Wednesday, October 11, 2017

Hen, House


yes, tonight another chicken picture.  i probably need to get out more.  this is honchcrow, the calmest and most toteable of our hens. cole brought her into the kitchen for some reason known only to cole. the glove is also cole's doing. he took a latex glove -- a new and different one! -- and filled this one with a concoction of toothpaste and water in an attempt to make new and improved slime filled ant-headache glove.  or so he says. my theory is he's secretly planning to sneak it into jack's bed and scare the bejeezus out of him...

Tuesday, October 10, 2017

Skeletons, two ways



what happens when you leave the 14 year old in charge of putting out the halloween decorations. and the 14 year old himself, in a back to back height check; he's been growing like mad but not quite taller than his mama yet.  i've got puffier hair and was standing slightly uphill though...so it's any day now

Monday, October 9, 2017

Chix


Have I mentioned that Cole loves his chickens so much he will no eat chicken?




Cole in the remnants of the small garden patch I had planted in one part of the chicken yard. I had it fenced off for most of the summer, but allowed them in a couple of weeks ago since the basil and squash were pretty much done for, and the tomato plants so Jurassic by this point I figure they could stand some chicken nibbles.

Human 404

Yesterday, I just realized, I never made a photo. A nice slow Sunday around the house, I actually worked through the afternoon, we watched Blade Runner, and I just. Completely. Forgot. to make a photo.

And I *almost* forgot today!  But Coley and I were messing around in the chicken yard and it occurred to me, oh yeah, pictures.

So should I put a reminder in my phone? One of the residual side effects of having Lyme disease is cognitive issues, including focus, mental fog, and difficulty with short-term memory. I jokingly call my phone "my outsourced brain" because I have to put everything in there -- when to renew library books. Remember to take my contact lenses to my optometrist appointment. Etc.

This is important. I wanted it to be something that took on life and weight of its own, but instead I feel like it's slipping away.  So I just set up a daily reminder in my phone: 5:44 pm each day it will ask, did you make a picture yet?

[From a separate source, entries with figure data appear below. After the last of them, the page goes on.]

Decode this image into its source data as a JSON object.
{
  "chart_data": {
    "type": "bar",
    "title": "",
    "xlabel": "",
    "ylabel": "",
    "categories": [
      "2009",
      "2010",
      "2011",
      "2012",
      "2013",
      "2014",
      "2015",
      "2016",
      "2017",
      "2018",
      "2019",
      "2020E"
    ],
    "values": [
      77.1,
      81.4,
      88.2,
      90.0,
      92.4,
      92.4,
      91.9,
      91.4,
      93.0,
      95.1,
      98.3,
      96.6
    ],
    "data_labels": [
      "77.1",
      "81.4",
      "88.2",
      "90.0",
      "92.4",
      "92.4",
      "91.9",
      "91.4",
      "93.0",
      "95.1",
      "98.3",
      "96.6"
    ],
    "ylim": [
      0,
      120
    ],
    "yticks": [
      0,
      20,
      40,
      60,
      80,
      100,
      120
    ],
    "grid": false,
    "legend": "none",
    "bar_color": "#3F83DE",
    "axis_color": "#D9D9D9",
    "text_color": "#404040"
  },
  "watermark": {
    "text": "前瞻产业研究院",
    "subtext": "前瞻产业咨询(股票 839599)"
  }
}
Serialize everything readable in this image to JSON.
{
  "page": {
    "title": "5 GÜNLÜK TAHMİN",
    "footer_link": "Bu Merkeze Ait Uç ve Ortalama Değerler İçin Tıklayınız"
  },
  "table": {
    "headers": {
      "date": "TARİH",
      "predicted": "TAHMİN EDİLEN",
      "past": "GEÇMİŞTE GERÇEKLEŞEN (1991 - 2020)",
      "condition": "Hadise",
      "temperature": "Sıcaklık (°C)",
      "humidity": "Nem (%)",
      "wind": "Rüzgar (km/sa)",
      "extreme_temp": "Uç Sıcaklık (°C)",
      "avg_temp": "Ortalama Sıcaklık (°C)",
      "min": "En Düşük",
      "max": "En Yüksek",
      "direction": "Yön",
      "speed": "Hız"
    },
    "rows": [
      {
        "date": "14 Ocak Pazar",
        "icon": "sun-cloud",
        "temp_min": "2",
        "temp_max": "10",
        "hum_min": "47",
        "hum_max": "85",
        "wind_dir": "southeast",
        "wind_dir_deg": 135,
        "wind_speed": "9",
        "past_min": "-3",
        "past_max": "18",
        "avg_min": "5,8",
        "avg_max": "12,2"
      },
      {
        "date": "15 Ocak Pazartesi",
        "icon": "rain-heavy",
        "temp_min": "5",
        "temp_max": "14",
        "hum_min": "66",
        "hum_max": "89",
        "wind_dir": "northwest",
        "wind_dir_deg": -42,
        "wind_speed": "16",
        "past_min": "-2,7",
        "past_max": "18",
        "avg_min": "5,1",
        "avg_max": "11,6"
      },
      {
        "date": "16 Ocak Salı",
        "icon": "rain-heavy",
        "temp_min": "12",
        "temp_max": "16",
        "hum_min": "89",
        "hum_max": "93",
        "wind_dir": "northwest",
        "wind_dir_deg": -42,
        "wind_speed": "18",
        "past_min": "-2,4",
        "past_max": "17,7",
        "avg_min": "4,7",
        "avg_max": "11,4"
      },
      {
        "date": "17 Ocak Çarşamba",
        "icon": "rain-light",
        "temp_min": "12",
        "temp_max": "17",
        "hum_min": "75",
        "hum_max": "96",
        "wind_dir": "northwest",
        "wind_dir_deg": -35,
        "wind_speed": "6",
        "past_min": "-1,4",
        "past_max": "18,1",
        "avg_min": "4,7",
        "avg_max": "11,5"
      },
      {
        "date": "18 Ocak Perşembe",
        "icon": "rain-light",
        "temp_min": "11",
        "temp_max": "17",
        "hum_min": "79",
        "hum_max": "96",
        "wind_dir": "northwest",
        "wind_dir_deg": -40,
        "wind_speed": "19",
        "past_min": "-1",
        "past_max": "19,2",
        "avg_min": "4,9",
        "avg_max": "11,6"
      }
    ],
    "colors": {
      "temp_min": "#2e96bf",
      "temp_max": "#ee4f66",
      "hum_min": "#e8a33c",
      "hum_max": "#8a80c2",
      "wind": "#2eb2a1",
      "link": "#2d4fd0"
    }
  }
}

Also I'm not exercising enough. So after the posting is done I'm going to go do the NYT Scientific Seven Minute work out. It's scientific so it has to be good, right? All I really feel capable of these days so it will need to suffice.


Saturday, October 7, 2017

Got hand


Today Cole had a vision to fill a latex glove with slime -- that concoction of glue, borax and water that was such a fad hit with last year's 5th graders. He mixed it up himself and even, after a bit of reminding, cleaned up afterward. And has been carrying around the slime glove wherever he goes. He put it on his head because, he told me, it is very soothing. He proffered the slime glove for me to try. I put it on my head. He's right, it is indeed soothing to drape a slime glove across one's face.

Friday, October 6, 2017

Winging it


The view from seat 35A on the way from YVR to ORD at 6:38 am. I like this project because these days, when I see a scene that catches my eye, that tickles that particular visually-oriented fold of my cerebral cortex, instead of noting it and going on with my day I'm pausing to make a picture or two. Under no illusions that I'm creating great art, though that would be nice. It's still all about pushing back the negative thoughts and feelings of being overwhelmed by my current life parameters. About nurturing that small bit of breathing room. That precious, precarious, sacred space within me, that was lost for so long.